This week, Governor Steve Bullock filed a Amicus brief supporting a lawsuit in District Court in the District of Columbia to officially adopt the Equal Rights Amendment into the U.S. Constitution. Legal counsel for Governor Bullock Raph Graybill explained the purpose of Bullock’s brief.

“There has been a movement for many years in the United States to say that it should be against the Constitution to discriminate against people on the basis of their sex,” said Graybill. “There was a movement over the years to actually accomplish amending the Constitution, and Article V says you’ve got to have 38 states approve it. Well, just last year, the final three states, Illinois, Nevada and Virginia approved the Equal Rights Amendment and it should be part of the Constitution.”

Graybill described the reason why the amendment hasn’t yet been officially adopted.

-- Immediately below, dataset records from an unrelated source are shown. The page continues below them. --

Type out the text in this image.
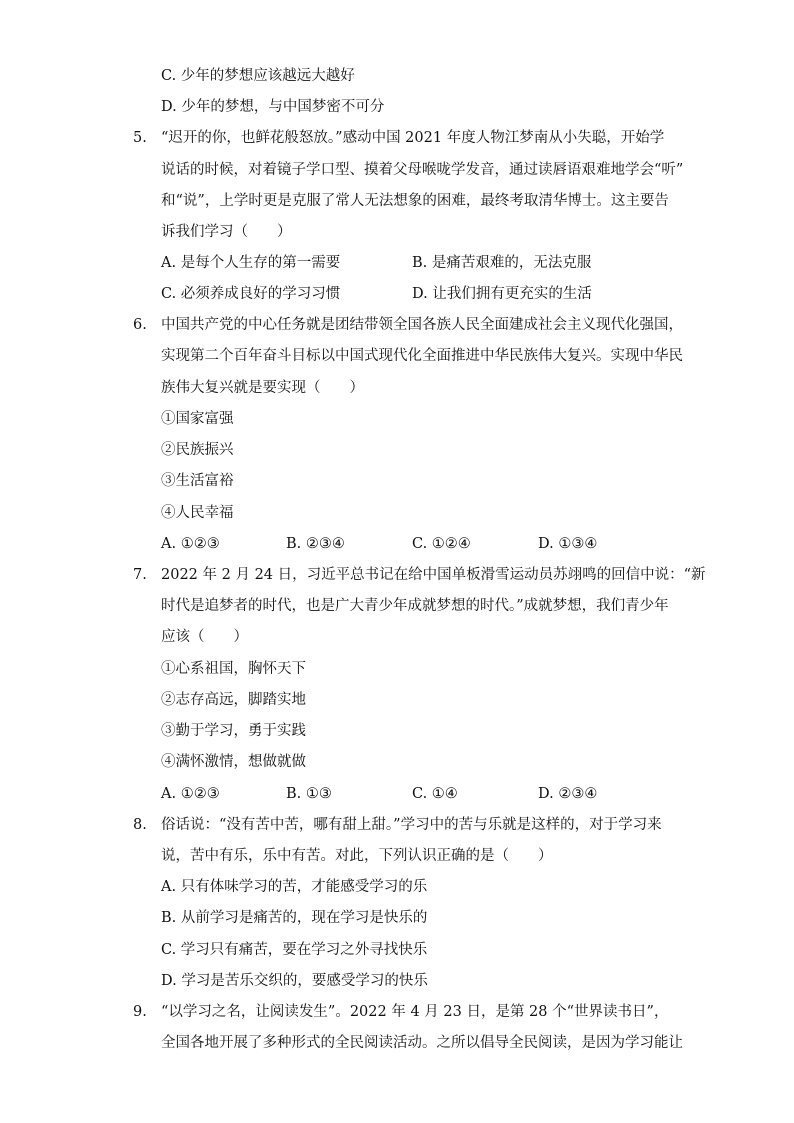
C. 少年的梦想应该越远大越好
D. 少年的梦想，与中国梦密不可分
5. “迟开的你，也鲜花般怒放。”感动中国 2021 年度人物江梦南从小失聪，开始学
说话的时候，对着镜子学口型、摸着父母喉咙学发音，通过读唇语艰难地学会“听”
和“说”，上学时更是克服了常人无法想象的困难，最终考取清华博士。这主要告
诉我们学习（　　）
A. 是每个人生存的第一需要	B. 是痛苦艰难的，无法克服
C. 必须养成良好的学习习惯	D. 让我们拥有更充实的生活
6. 中国共产党的中心任务就是团结带领全国各族人民全面建成社会主义现代化强国，
实现第二个百年奋斗目标以中国式现代化全面推进中华民族伟大复兴。实现中华民
族伟大复兴就是要实现（　　）
①国家富强
②民族振兴
③生活富裕
④人民幸福
A. ①②③	B. ②③④	C. ①②④	D. ①③④
7. 2022 年 2 月 24 日，习近平总书记在给中国单板滑雪运动员苏翊鸣的回信中说：“新
时代是追梦者的时代，也是广大青少年成就梦想的时代。”成就梦想，我们青少年
应该（　　）
①心系祖国，胸怀天下
②志存高远，脚踏实地
③勤于学习，勇于实践
④满怀激情，想做就做
A. ①②③	B. ①③	C. ①④	D. ②③④
8. 俗话说：“没有苦中苦，哪有甜上甜。”学习中的苦与乐就是这样的，对于学习来
说，苦中有乐，乐中有苦。对此，下列认识正确的是（　　）
A. 只有体味学习的苦，才能感受学习的乐
B. 从前学习是痛苦的，现在学习是快乐的
C. 学习只有痛苦，要在学习之外寻找快乐
D. 学习是苦乐交织的，要感受学习的快乐
9. “以学习之名，让阅读发生”。2022 年 4 月 23 日，是第 28 个“世界读书日”，
全国各地开展了多种形式的全民阅读活动。之所以倡导全民阅读，是因为学习能让
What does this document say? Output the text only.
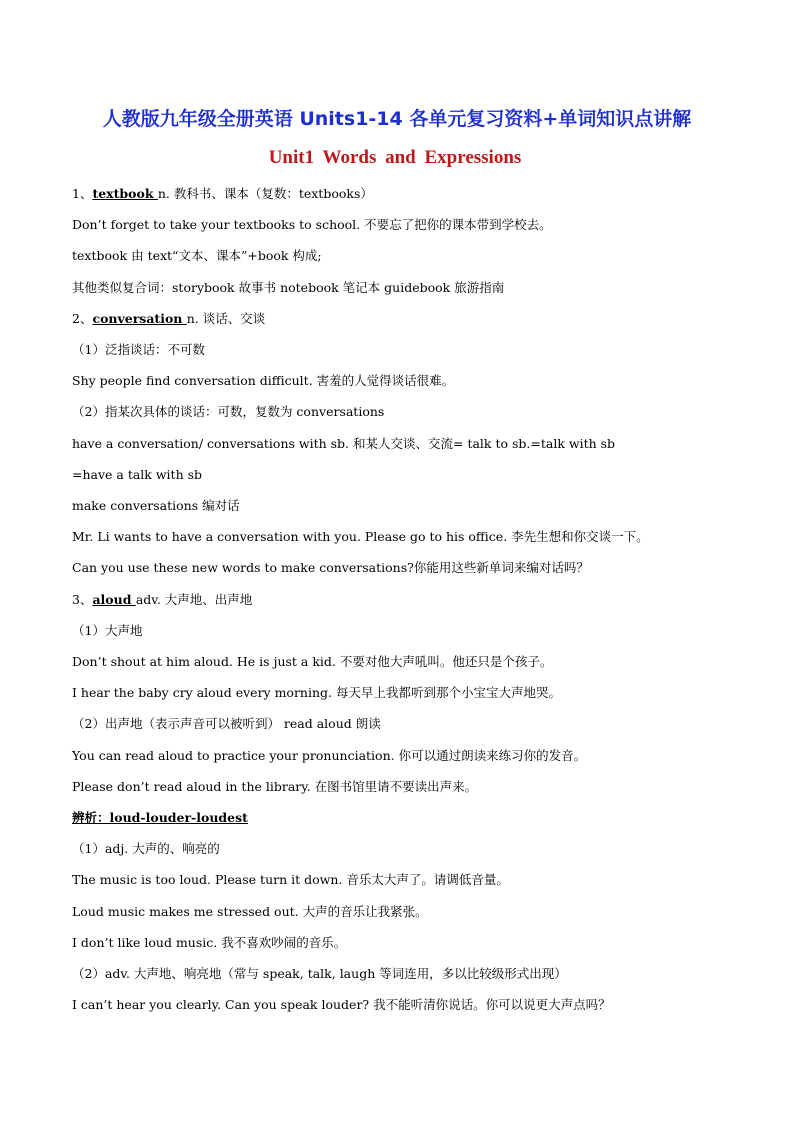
人教版九年级全册英语 Units1-14 各单元复习资料+单词知识点讲解
Unit1 Words and Expressions
1、textbook n. 教科书、课本（复数：textbooks）
Don’t forget to take your textbooks to school. 不要忘了把你的课本带到学校去。
textbook 由 text“文本、课本”+book 构成;
其他类似复合词：storybook 故事书 notebook 笔记本 guidebook 旅游指南
2、conversation n. 谈话、交谈
（1）泛指谈话：不可数
Shy people find conversation difficult. 害羞的人觉得谈话很难。
（2）指某次具体的谈话：可数，复数为 conversations
have a conversation/ conversations with sb. 和某人交谈、交流= talk to sb.=talk with sb
=have a talk with sb
make conversations 编对话
Mr. Li wants to have a conversation with you. Please go to his office. 李先生想和你交谈一下。
Can you use these new words to make conversations?你能用这些新单词来编对话吗？
3、aloud adv. 大声地、出声地
（1）大声地
Don’t shout at him aloud. He is just a kid. 不要对他大声吼叫。他还只是个孩子。
I hear the baby cry aloud every morning. 每天早上我都听到那个小宝宝大声地哭。
（2）出声地（表示声音可以被听到） read aloud 朗读
You can read aloud to practice your pronunciation. 你可以通过朗读来练习你的发音。
Please don’t read aloud in the library. 在图书馆里请不要读出声来。
辨析：loud-louder-loudest
（1）adj. 大声的、响亮的
The music is too loud. Please turn it down. 音乐太大声了。请调低音量。
Loud music makes me stressed out. 大声的音乐让我紧张。
I don’t like loud music. 我不喜欢吵闹的音乐。
（2）adv. 大声地、响亮地（常与 speak, talk, laugh 等词连用，多以比较级形式出现）
I can’t hear you clearly. Can you speak louder? 我不能听清你说话。你可以说更大声点吗？
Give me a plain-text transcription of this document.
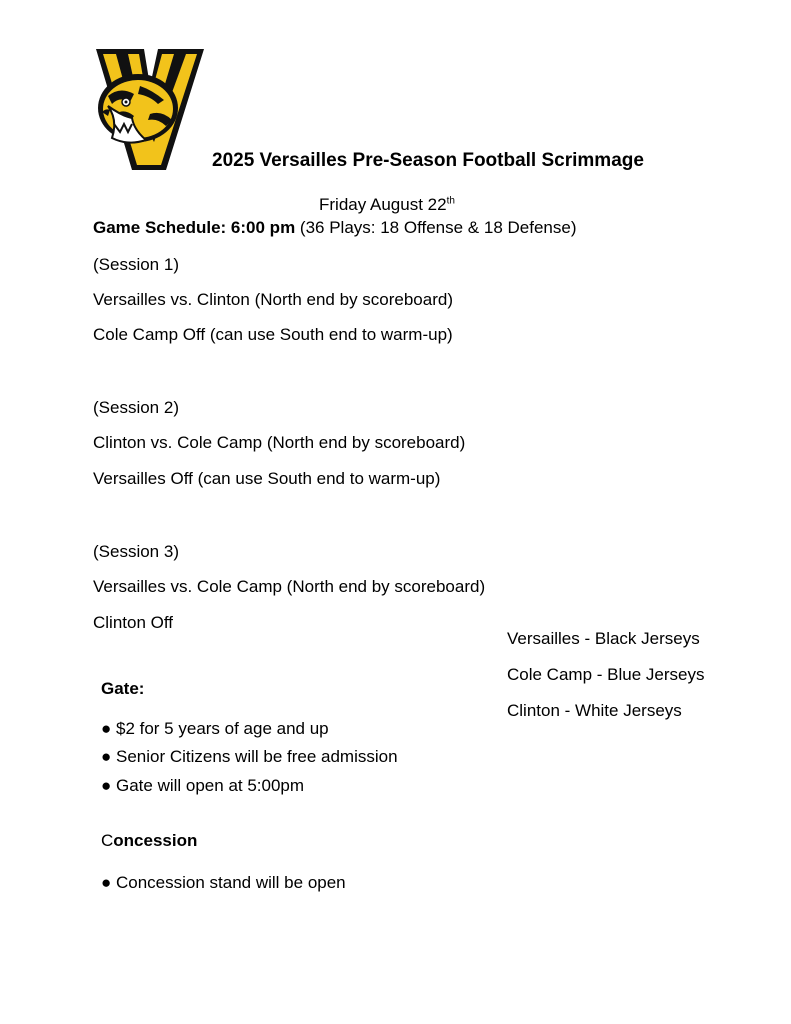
2025 Versailles Pre-Season Football Scrimmage
Friday August 22th
Game Schedule: 6:00 pm (36 Plays: 18 Offense & 18 Defense)
(Session 1)
Versailles vs. Clinton (North end by scoreboard)
Cole Camp Off (can use South end to warm-up)
(Session 2)
Clinton vs. Cole Camp (North end by scoreboard)
Versailles Off (can use South end to warm-up)
(Session 3)
Versailles vs. Cole Camp (North end by scoreboard)
Clinton Off
Versailles - Black Jerseys
Cole Camp - Blue Jerseys
Clinton - White Jerseys
Gate:
● $2 for 5 years of age and up
● Senior Citizens will be free admission
● Gate will open at 5:00pm
Concession
● Concession stand will be open
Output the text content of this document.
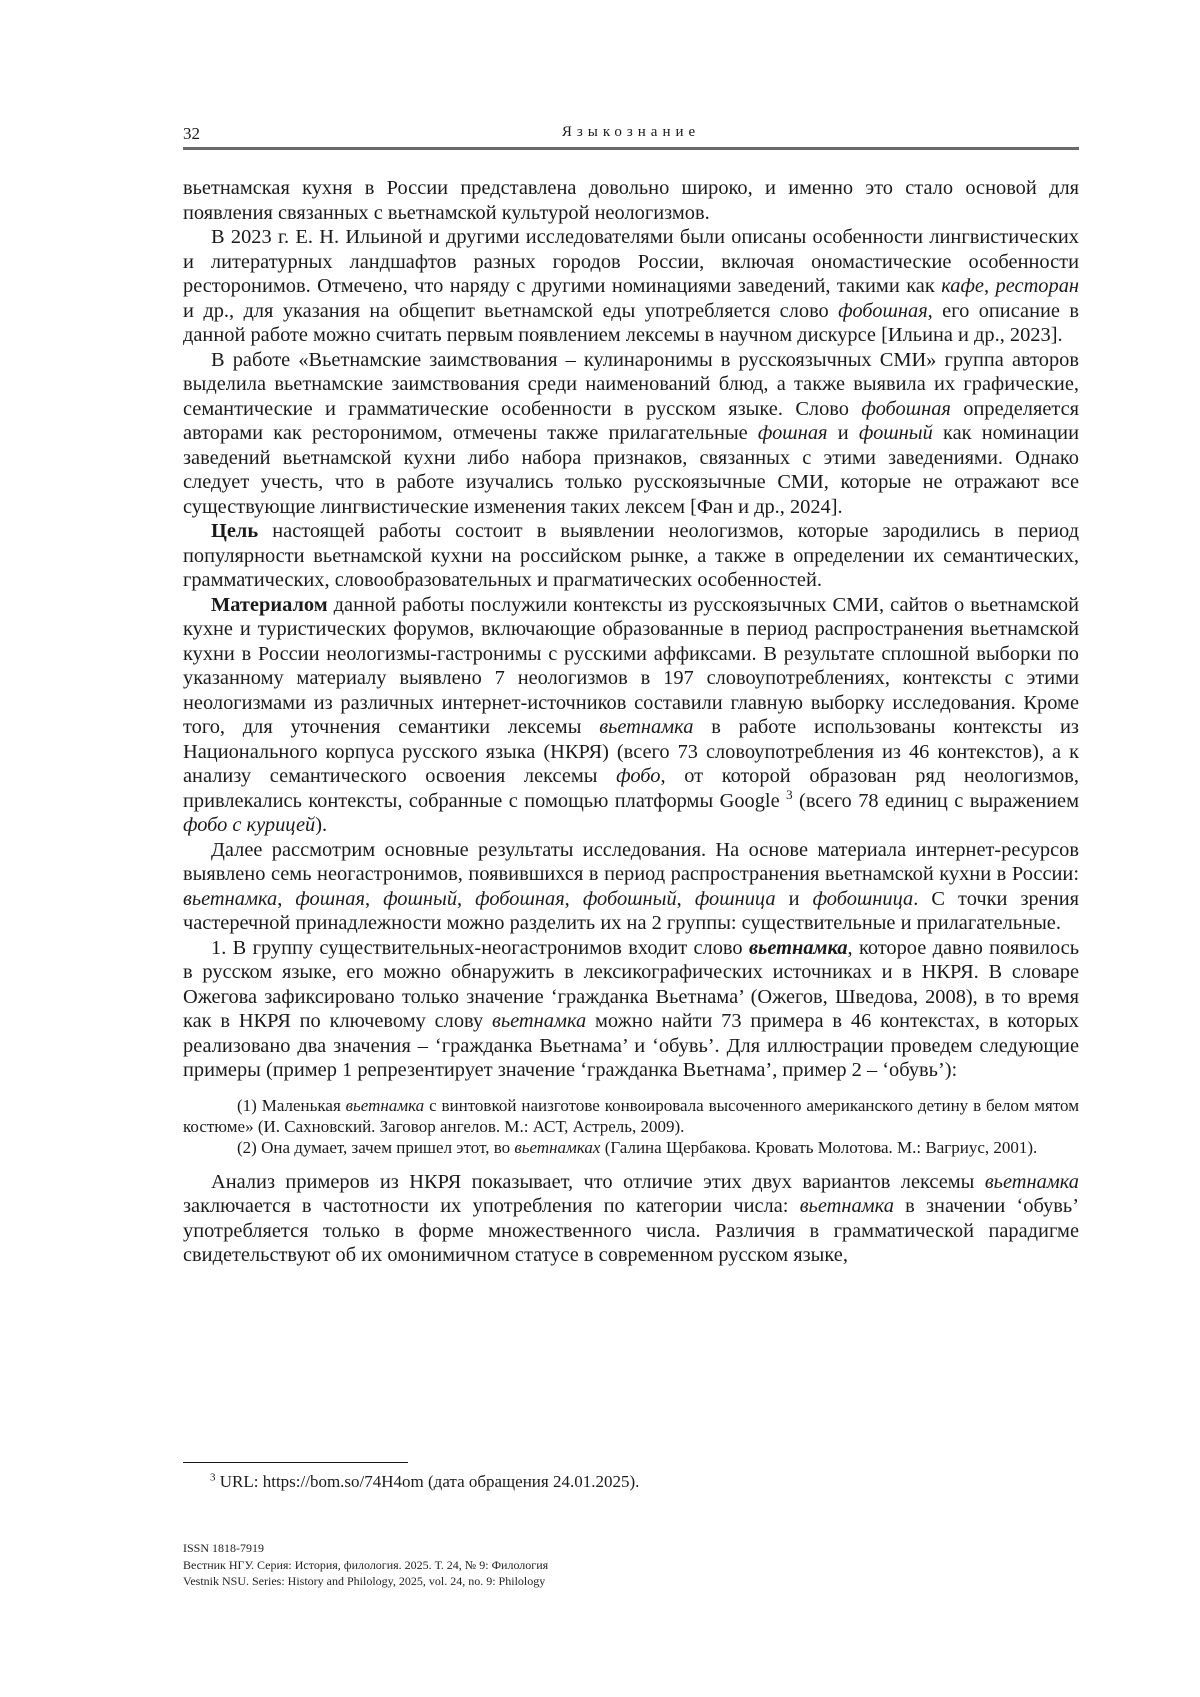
32	Языкознание

вьетнамская кухня в России представлена довольно широко, и именно это стало основой для появления связанных с вьетнамской культурой неологизмов.

В 2023 г. Е. Н. Ильиной и другими исследователями были описаны особенности лингвистических и литературных ландшафтов разных городов России, включая ономастические особенности ресторонимов. Отмечено, что наряду с другими номинациями заведений, такими как кафе, ресторан и др., для указания на общепит вьетнамской еды употребляется слово фобошная, его описание в данной работе можно считать первым появлением лексемы в научном дискурсе [Ильина и др., 2023].

В работе «Вьетнамские заимствования – кулинаронимы в русскоязычных СМИ» группа авторов выделила вьетнамские заимствования среди наименований блюд, а также выявила их графические, семантические и грамматические особенности в русском языке. Слово фобошная определяется авторами как ресторонимом, отмечены также прилагательные фошная и фошный как номинации заведений вьетнамской кухни либо набора признаков, связанных с этими заведениями. Однако следует учесть, что в работе изучались только русскоязычные СМИ, которые не отражают все существующие лингвистические изменения таких лексем [Фан и др., 2024].

Цель настоящей работы состоит в выявлении неологизмов, которые зародились в период популярности вьетнамской кухни на российском рынке, а также в определении их семантических, грамматических, словообразовательных и прагматических особенностей.

Материалом данной работы послужили контексты из русскоязычных СМИ, сайтов о вьетнамской кухне и туристических форумов, включающие образованные в период распространения вьетнамской кухни в России неологизмы-гастронимы с русскими аффиксами. В результате сплошной выборки по указанному материалу выявлено 7 неологизмов в 197 словоупотреблениях, контексты с этими неологизмами из различных интернет-источников составили главную выборку исследования. Кроме того, для уточнения семантики лексемы вьетнамка в работе использованы контексты из Национального корпуса русского языка (НКРЯ) (всего 73 словоупотребления из 46 контекстов), а к анализу семантического освоения лексемы фобо, от которой образован ряд неологизмов, привлекались контексты, собранные с помощью платформы Google $^3$ (всего 78 единиц с выражением фобо с курицей).

Далее рассмотрим основные результаты исследования. На основе материала интернет-ресурсов выявлено семь неогастронимов, появившихся в период распространения вьетнамской кухни в России: вьетнамка, фошная, фошный, фобошная, фобошный, фошница и фобошница. С точки зрения частеречной принадлежности можно разделить их на 2 группы: существительные и прилагательные.

1. В группу существительных-неогастронимов входит слово вьетнамка, которое давно появилось в русском языке, его можно обнаружить в лексикографических источниках и в НКРЯ. В словаре Ожегова зафиксировано только значение ‘гражданка Вьетнама’ (Ожегов, Шведова, 2008), в то время как в НКРЯ по ключевому слову вьетнамка можно найти 73 примера в 46 контекстах, в которых реализовано два значения – ‘гражданка Вьетнама’ и ‘обувь’. Для иллюстрации проведем следующие примеры (пример 1 репрезентирует значение ‘гражданка Вьетнама’, пример 2 – ‘обувь’):

(1) Маленькая вьетнамка с винтовкой наизготове конвоировала высоченного американского детину в белом мятом костюме» (И. Сахновский. Заговор ангелов. М.: АСТ, Астрель, 2009).

(2) Она думает, зачем пришел этот, во вьетнамках (Галина Щербакова. Кровать Молотова. М.: Вагриус, 2001).

Анализ примеров из НКРЯ показывает, что отличие этих двух вариантов лексемы вьетнамка заключается в частотности их употребления по категории числа: вьетнамка в значении ‘обувь’ употребляется только в форме множественного числа. Различия в грамматической парадигме свидетельствуют об их омонимичном статусе в современном русском языке,

$^3$ URL: https://bom.so/74H4om (дата обращения 24.01.2025).
ISSN 1818-7919
Вестник НГУ. Серия: История, филология. 2025. Т. 24, № 9: Филология
Vestnik NSU. Series: History and Philology, 2025, vol. 24, no. 9: Philology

“The hang-up is, when Congress first authorized this amendment they said there’s an artificial deadline,” he said. “You have to do it within a certain number of years. What the Governor did was that he filed a brief in support of a lawsuit that these three states have brought saying ‘this is now part of our Constitution’. You can’t have a law by Congress put a limit on something that we the people have done, and that is, amending our Constitution. Let the people do it. When 38 states pass an amendment that is the law of the land.”

Graybill said there is one individual who seems to be standing in the way.

“What’s interesting about this lawsuit is that’s it’s actually against the Archivist of the United States, kind of an obscure position,” he said. “The Archivist of the United States maintains the copy what of what the original Constitution is and what it says, so it’s his job to decide is this amendment pass or not? What Governor Bullock is saying is that the people of Montana 46 years ago, passed it. They’ve now got 38 states who have passed it. It’s part of the Constitution and you need to recognize it”

The attorneys general of Virginia, Illinois and Nevada are suing the archivist of the United States, David Ferriero, to compel him to "carry out his statutory duty of recognizing the complete and final adoption" of the ERA.